Nuart launches partnership with Google Arts & Culture to showcase the Stavanger region's street art

In the first project of its kind in Norway, Nuart and partners present Nuart x Google Arts & Culture — a comprehensive mapping across time and space curated from 15 years of art on the streets of Stavanger. Regarded as a world-leading destination for street art, the city’s street art legacy will now be included on a single platform.

In the first project of its kind in Norway, Nuart and partners present Nuart x Google Arts & Culture — a comprehensive mapping across time and space curated from 15 years of art on the streets of Stavanger. Regarded as a world-leading destination for street art, the city’s street art legacy will now be included on a single platform.

How and when did the partnership with Google come about?

— We first discussed the potential for such a project with Google Arts & Culture back in 2016, but it was only with the establishment of Stavanger’s Smart City department in 2018 that we finally found a place to situate it and signed the contract. It’s been a long time coming but the team have been incredibly engaged in tracking down and archiving the works, it’s incredibly exciting to see them all come to life in one place, it’s a real legacy for the city, we’ve had researchers and project managers from France, the UK and the USA all contributing and they’re equally as keen as we are to see it launch, says Nuart founder and curator Martyn Reed.

This carefully curated selection allows residents and visitors to discover the region's urban art offerings through the Google Arts & Culture platform. For the launch of the partnership, we have curated over 300 unique artworks — from the beginning of Nuart’s move to the streets to the present day — and 14 so-called stories chronicling the history and impact of Nuart in the region and street art culture.

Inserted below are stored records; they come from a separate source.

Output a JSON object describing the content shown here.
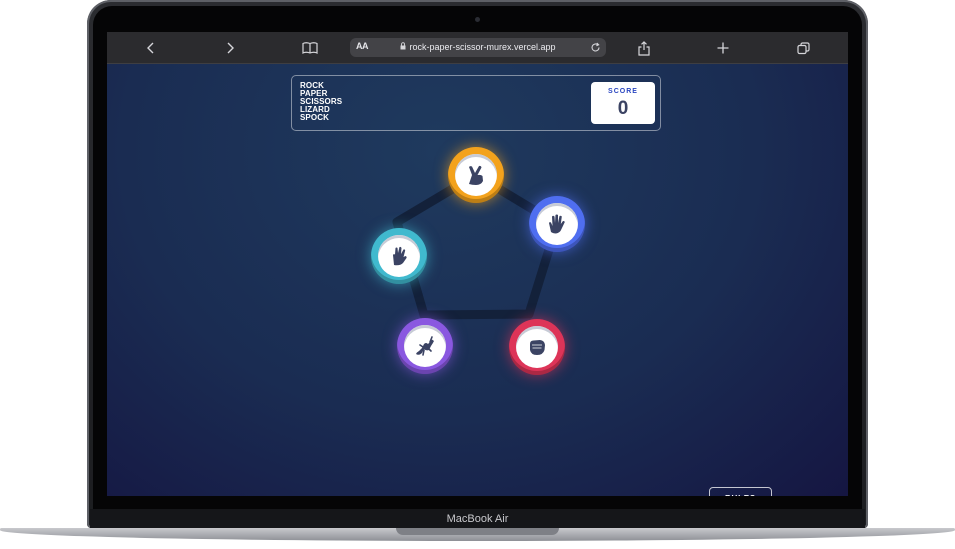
{
  "device": {
    "label": "MacBook Air"
  },
  "browser": {
    "url": "rock-paper-scissor-murex.vercel.app",
    "text_size_label": "AA",
    "icons": [
      "back-icon",
      "forward-icon",
      "bookmarks-icon",
      "lock-icon",
      "reload-icon",
      "share-icon",
      "new-tab-icon",
      "tabs-icon"
    ]
  },
  "game": {
    "title_lines": [
      "ROCK",
      "PAPER",
      "SCISSORS",
      "LIZARD",
      "SPOCK"
    ],
    "score_label": "SCORE",
    "score_value": "0",
    "rules_label": "RULES",
    "choices": [
      {
        "name": "scissors",
        "color": "#f3a21c"
      },
      {
        "name": "paper",
        "color": "#4f6ef0"
      },
      {
        "name": "rock",
        "color": "#dd3458"
      },
      {
        "name": "lizard",
        "color": "#8a58e0"
      },
      {
        "name": "spock",
        "color": "#40b9ce"
      }
    ]
  }
}
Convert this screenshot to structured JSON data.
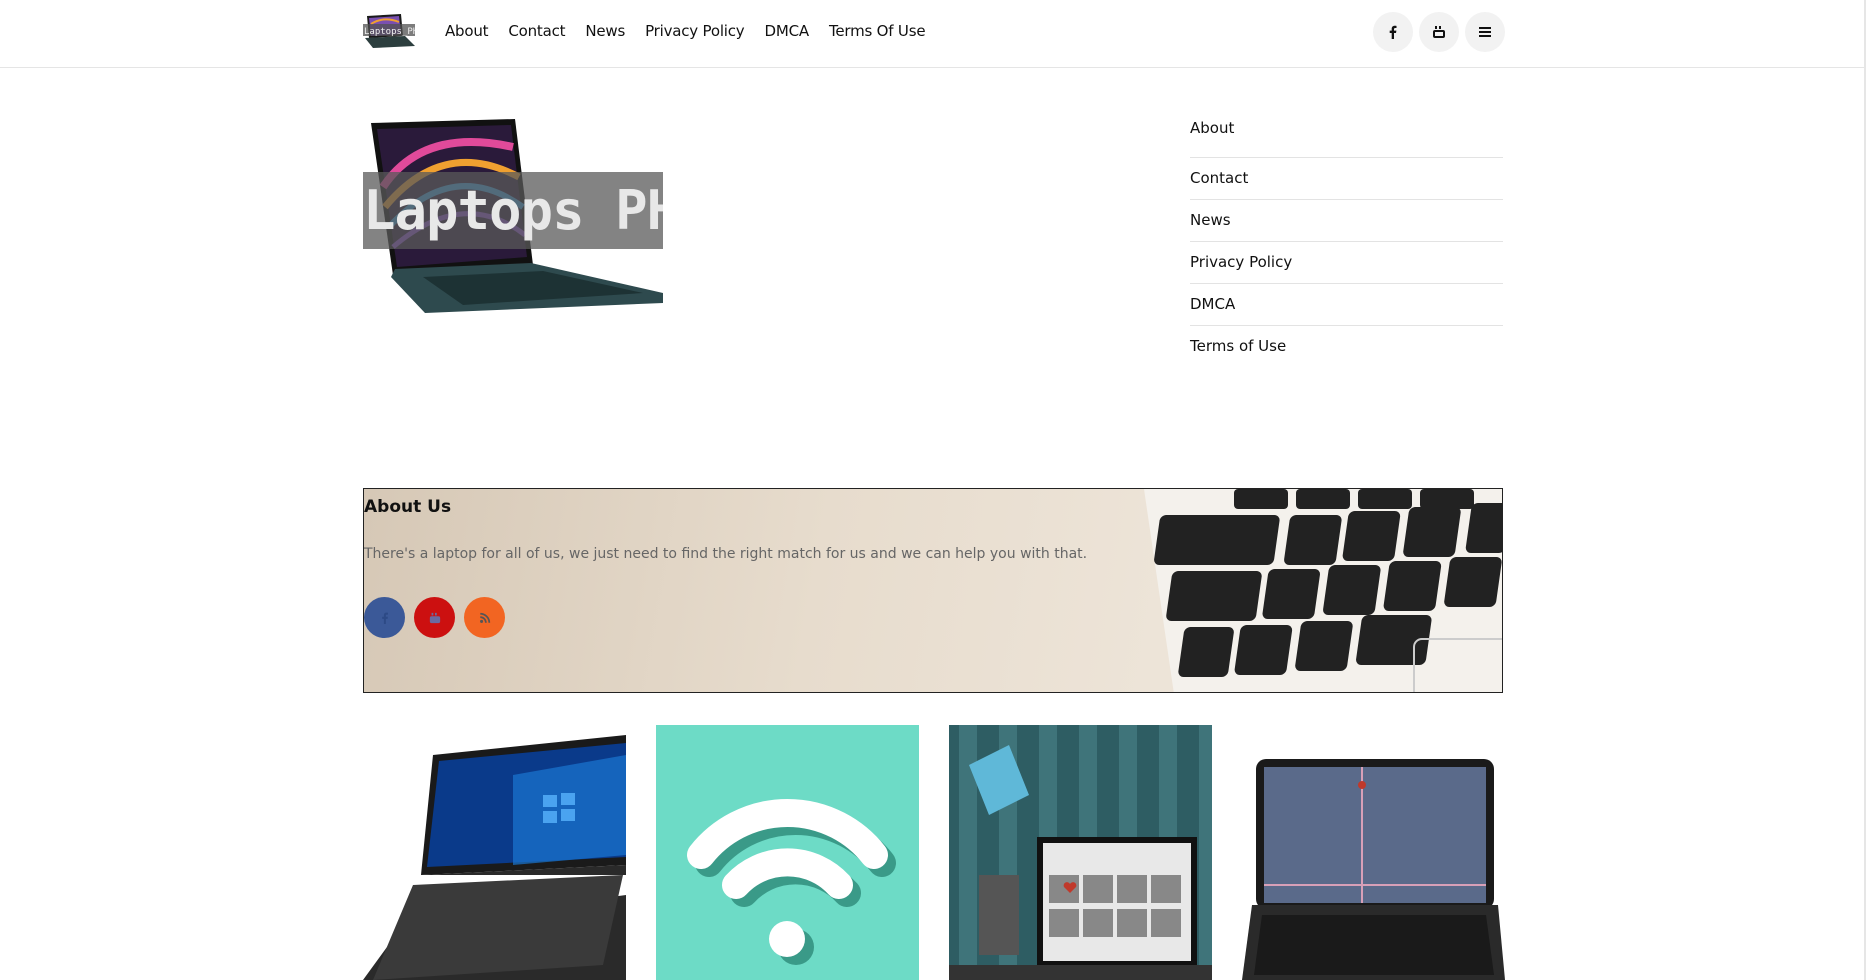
{
  "header": {
    "logo_text": "Laptops_PH",
    "nav": [
      "About",
      "Contact",
      "News",
      "Privacy Policy",
      "DMCA",
      "Terms Of Use"
    ],
    "icons": [
      "facebook-icon",
      "youtube-icon",
      "menu-icon"
    ]
  },
  "hero": {
    "logo_text": "Laptops PH"
  },
  "side_menu": [
    "About",
    "Contact",
    "News",
    "Privacy Policy",
    "DMCA",
    "Terms of Use"
  ],
  "about": {
    "title": "About Us",
    "text": "There's a laptop for all of us, we just need to find the right match for us and we can help you with that.",
    "socials": [
      "facebook-icon",
      "youtube-icon",
      "rss-icon"
    ]
  },
  "colors": {
    "facebook": "#3b5998",
    "youtube": "#cc1010",
    "rss": "#f26522",
    "wifi_bg": "#6ddbc6"
  }
}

The stories combine newly written essays with super high-resolution images that invite the viewer to experience the art on the streets of Stavanger in a new way.

To explore the street art of Stavanger and Rogaland, simply go to Google Arts & Culture and search "Nuart", alternatively, you can download the free app and navigate on your phone.

While street art is inherently transient, the partnership with Google Arts & Culture allowed us to reintroduce works to the public that have been painted over or demolished. After two decades of Nuart, this partnership gives the public the tools of a street art archaeologist discovering and excavating gems in the digital realm. With the ability to uncover and make connections between works that are still visible in the city, and those that are long gone, the online visitor is invited to experience the full story of Nuart in a way never before possible, navigating time as well as space.

As Nuart progressively expands into the regions, the project helps us create a common visual language across the whole county, showcasing the consistency of the curatorial platform that is Nuart. As much at home amongst city urbanites, labourers on a building site and farmers in the countryside — the partnership with Google Arts & Culture enables locals as much as people worldwide to connect with the public art history of Stavanger on their preferred digital devices.

The project is designed to document, archive, present and distribute the history of Nuart in Stavanger and the region as visual narratives that include a working timeline. Each work is accompanied by technical details, conceptual frameworks and biographical information about the artist — all with newly developed texts for the project. Another ambition was to establish and generate added value to the historical position of Stavanger and Nuart as a primary site and platform for the global street art movement.